People who hand out city and county tax incentives say Blue Flu isn’t their fault
MEMPHIS, Tenn. — The people responsible for handling the tax incentives for Memphis and Shelby County are saying the Blue Flu and pension problems are not their fault.
Some angry city workers are pointing the finger at the Economic Development Growth Engine, or EDGE, blaming tax breaks for the pension shortfall.
EDGE President and CEO Reid Dulberger told WREG he sympathizes with police, fire and city workers who are struggling with hikes in health care premiums. However, he said a lot of the money EDGE hands out is from federal funds, so city workers should point the finger somewhere else.
Hundreds of police officers are at home, instead of work. Most of them, choosing to stay home in protest of the city’s hike in health care premiums.
Pensions for police, fire and city workers are dangerously underfunded, and Michael Williams with the Memphis Police Association thinks excessive tax breaks to recruit and keep businesses are partly to blame.
“A lot of cities give businesses PILOTs for three to five years,” he said. “We’re issuing 10-, 15-, 20-, 30-year PILOTs. That is crazy!”

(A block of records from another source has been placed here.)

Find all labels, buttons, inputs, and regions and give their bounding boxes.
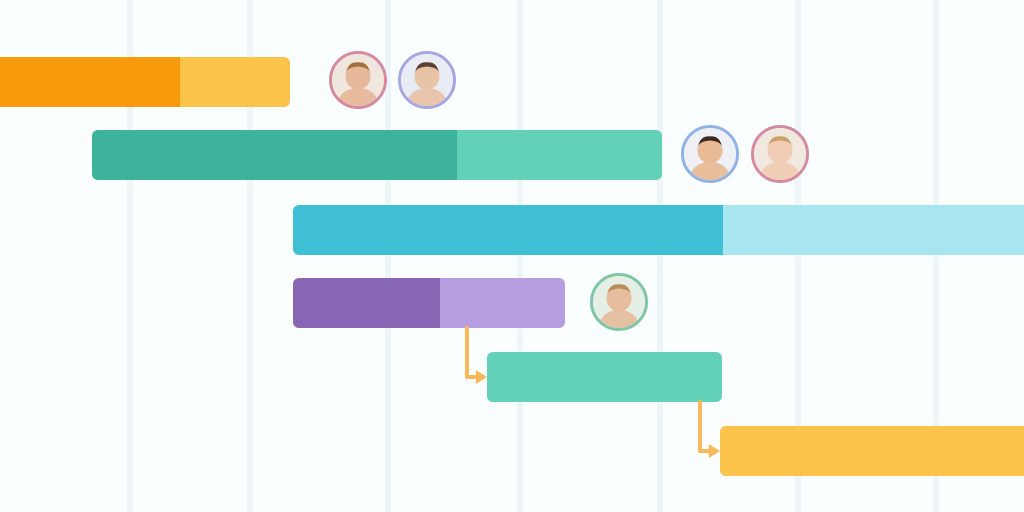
assignee-avatar[interactable] (751, 125, 809, 183)
gantt-bar[interactable] (293, 205, 723, 255)
gantt-bar[interactable] (487, 352, 722, 402)
gridline (657, 0, 663, 512)
assignee-avatar[interactable] (590, 273, 648, 331)
gantt-bar[interactable] (92, 130, 457, 180)
gantt-chart (0, 0, 1024, 512)
gantt-bar[interactable] (0, 57, 180, 107)
gantt-bar[interactable] (723, 205, 1024, 255)
gantt-bar[interactable] (720, 426, 1024, 476)
gantt-bar[interactable] (180, 57, 290, 107)
assignee-avatar[interactable] (398, 51, 456, 109)
gridline (517, 0, 523, 512)
assignee-avatar[interactable] (329, 51, 387, 109)
gantt-bar[interactable] (440, 278, 565, 328)
assignee-avatar[interactable] (681, 125, 739, 183)
gantt-bar[interactable] (457, 130, 662, 180)
gantt-bar[interactable] (293, 278, 440, 328)
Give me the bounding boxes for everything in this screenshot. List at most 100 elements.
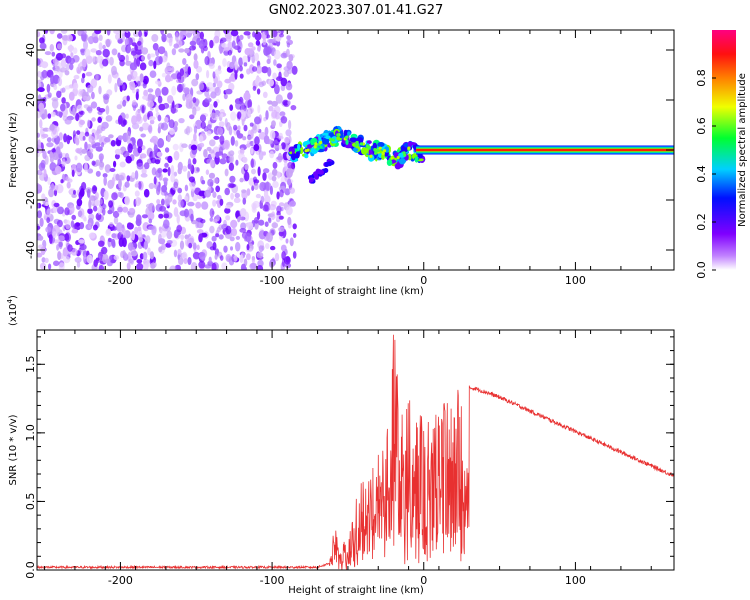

Those PILOTs are also known as Payment in Lieu of Taxes.
Dulberger said EDGE is forced to give longer incentive periods to keep big businesses coming in.
“It is an enormously, fiercely competitive market out there,” he said.
It is not just big businesses feeling the heat. Some city workers are protesting small stores and restaurants tied to the Chamber of Commerce. They blame the chamber for pushing business over people.
Thursday, EDGE’s new finance committee approved three loans to small businesses, totaling $75,000.
“We can help a variety of small to medium size firms that are looking to expand their facility, buy new equipment,” Dulberger said.
Williams thinks the money edge is handing out should be going towards resolving the pension problems instead.
“A lot of the businesses may not be bringing anything to the table other than, they provide jobs,” he said.
Dulberger also said he feels people who are protesting businesses attached to the chamber are going about solving these problems the wrong way. He wants to see the community work together to find a solution.